Interview La «culture psy» est notre nouvelle religion et elle n’a pas que du bon. Un analyste valaisan l’affirme dans un livre percutant.
A une adolescente anorexique qui lui demandait quoi faire pour s’en sortir, Alain Valterio a répondu, publiquement, sur son blog: «Mange, sale gamine!»

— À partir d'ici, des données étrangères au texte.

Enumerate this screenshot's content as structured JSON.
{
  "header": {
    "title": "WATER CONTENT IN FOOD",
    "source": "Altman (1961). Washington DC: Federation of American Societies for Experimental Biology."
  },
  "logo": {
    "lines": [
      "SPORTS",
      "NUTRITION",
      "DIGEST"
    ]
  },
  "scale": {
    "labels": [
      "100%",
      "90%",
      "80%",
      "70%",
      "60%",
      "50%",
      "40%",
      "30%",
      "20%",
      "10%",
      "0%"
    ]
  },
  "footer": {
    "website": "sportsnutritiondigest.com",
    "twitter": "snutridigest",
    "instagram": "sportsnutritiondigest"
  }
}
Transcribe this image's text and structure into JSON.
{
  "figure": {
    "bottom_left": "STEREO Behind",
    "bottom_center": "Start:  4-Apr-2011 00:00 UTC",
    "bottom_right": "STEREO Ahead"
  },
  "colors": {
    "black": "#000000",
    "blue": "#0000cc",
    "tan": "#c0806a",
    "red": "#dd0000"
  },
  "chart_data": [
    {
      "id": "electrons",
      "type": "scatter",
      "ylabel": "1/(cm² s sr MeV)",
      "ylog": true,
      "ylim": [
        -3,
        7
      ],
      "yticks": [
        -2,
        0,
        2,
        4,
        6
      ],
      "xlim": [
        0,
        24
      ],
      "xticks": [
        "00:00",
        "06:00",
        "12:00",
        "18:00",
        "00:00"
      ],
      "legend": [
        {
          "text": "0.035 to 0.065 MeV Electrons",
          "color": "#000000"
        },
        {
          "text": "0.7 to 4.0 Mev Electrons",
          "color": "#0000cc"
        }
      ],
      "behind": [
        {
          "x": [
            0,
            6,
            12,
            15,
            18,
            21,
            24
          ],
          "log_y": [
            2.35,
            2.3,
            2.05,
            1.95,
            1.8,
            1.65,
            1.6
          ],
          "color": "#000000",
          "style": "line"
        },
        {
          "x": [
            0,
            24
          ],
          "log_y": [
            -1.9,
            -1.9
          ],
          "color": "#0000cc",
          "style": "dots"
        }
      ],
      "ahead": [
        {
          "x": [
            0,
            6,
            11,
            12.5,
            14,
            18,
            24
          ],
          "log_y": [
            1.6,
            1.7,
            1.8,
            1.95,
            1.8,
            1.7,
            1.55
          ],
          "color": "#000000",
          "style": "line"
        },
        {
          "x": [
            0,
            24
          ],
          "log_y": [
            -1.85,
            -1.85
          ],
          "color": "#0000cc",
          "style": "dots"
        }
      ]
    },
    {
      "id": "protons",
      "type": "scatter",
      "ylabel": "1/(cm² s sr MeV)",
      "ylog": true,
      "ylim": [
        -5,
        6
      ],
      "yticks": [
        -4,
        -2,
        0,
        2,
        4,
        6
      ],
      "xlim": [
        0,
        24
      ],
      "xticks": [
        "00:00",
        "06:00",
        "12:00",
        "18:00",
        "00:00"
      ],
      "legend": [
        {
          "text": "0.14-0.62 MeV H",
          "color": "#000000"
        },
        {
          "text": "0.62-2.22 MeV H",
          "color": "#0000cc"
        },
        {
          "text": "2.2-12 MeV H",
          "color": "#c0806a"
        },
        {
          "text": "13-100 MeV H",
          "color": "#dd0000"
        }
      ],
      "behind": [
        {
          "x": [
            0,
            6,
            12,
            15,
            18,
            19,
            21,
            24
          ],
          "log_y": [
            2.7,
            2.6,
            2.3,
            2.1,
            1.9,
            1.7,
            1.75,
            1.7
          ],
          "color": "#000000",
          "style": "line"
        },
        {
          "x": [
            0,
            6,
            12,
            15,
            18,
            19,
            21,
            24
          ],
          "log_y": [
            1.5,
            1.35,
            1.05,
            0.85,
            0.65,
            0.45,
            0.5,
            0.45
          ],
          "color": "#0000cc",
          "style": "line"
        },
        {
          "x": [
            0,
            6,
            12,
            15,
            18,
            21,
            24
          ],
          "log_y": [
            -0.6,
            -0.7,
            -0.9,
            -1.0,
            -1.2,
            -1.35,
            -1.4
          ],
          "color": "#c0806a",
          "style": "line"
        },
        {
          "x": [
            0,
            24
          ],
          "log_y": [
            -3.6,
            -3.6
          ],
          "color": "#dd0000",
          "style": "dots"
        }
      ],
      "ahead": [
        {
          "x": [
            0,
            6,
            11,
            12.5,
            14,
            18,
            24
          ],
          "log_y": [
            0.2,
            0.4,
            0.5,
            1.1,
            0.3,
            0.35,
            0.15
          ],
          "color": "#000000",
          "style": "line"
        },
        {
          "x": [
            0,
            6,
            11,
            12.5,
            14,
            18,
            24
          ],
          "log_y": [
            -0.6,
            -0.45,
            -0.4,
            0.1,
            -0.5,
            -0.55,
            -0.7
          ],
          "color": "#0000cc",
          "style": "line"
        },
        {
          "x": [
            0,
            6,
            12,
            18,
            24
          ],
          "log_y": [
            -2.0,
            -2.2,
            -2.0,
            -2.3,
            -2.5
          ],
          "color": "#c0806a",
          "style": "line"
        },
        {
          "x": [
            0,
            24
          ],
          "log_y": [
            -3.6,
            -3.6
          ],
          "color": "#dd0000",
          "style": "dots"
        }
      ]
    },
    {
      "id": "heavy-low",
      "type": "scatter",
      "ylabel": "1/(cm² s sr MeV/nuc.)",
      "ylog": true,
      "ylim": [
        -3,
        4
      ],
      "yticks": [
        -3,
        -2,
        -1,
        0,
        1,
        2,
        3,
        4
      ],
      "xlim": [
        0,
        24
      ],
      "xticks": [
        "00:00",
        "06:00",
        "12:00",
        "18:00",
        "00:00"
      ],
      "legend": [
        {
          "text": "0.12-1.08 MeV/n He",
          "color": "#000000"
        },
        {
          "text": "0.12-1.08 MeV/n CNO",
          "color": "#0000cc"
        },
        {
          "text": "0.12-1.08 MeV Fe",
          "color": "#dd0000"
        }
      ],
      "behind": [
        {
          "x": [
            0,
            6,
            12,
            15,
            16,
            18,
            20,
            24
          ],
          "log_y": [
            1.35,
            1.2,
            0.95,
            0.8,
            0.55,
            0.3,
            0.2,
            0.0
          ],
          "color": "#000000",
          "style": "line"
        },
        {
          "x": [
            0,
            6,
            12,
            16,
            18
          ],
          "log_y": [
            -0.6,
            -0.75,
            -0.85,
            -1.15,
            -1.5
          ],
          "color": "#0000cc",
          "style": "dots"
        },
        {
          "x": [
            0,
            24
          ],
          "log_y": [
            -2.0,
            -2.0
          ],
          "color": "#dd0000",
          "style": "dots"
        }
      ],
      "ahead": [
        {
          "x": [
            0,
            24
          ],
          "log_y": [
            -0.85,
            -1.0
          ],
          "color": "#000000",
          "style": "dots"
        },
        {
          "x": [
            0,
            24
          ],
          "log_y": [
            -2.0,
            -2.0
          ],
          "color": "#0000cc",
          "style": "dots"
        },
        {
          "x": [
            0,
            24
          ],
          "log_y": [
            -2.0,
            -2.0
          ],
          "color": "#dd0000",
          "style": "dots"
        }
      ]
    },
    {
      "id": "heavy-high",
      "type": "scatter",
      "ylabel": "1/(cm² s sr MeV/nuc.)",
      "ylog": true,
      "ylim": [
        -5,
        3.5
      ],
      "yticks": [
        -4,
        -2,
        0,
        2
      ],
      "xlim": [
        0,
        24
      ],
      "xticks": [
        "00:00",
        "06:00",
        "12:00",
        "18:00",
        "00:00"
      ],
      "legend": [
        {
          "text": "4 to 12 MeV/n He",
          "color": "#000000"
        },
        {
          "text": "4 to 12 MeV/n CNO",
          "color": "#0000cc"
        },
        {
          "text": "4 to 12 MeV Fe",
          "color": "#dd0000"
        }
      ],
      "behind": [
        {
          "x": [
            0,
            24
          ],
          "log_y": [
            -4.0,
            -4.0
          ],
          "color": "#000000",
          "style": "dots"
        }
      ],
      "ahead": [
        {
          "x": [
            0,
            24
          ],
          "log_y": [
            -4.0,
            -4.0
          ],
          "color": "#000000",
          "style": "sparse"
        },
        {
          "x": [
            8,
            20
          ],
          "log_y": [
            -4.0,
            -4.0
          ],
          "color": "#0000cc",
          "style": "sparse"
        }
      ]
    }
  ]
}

C’est un psy qui aime la provocation. Qui affirme, sans crainte du paradoxe, qu’il y a trop de psys et pas assez d’adultes. Entendez: la culture thérapeutique a pris le dessus, on préfère soigner qu’éduquer. Dans un livre fraîchement paru, ce Valaisan incorrect met les pieds dans tous les plats pour dire sa conviction. Il dénonce la «pédolâtrie» ambiante, la «sacralisation de l’empathie», la «bouillie des genres». Et soutient sans broncher que la maltraitance des parents par les enfants est un grand fléau de notre époque.
Mais la provocation, chez ce jungien rugueux, ne naît pas que de la mauvaise humeur: c’est une posture, un choix plus maîtrisé qu’il n’y paraît, voilà ce que le lecteur comprend au fil des pages de Névrose psy. «Là, il exagère», ne cesse-t-on de penser en lisant. Tout en admettant que la mordante ironie de l’auteur a le mérite de formuler un malaise diffus, maintes fois ressenti.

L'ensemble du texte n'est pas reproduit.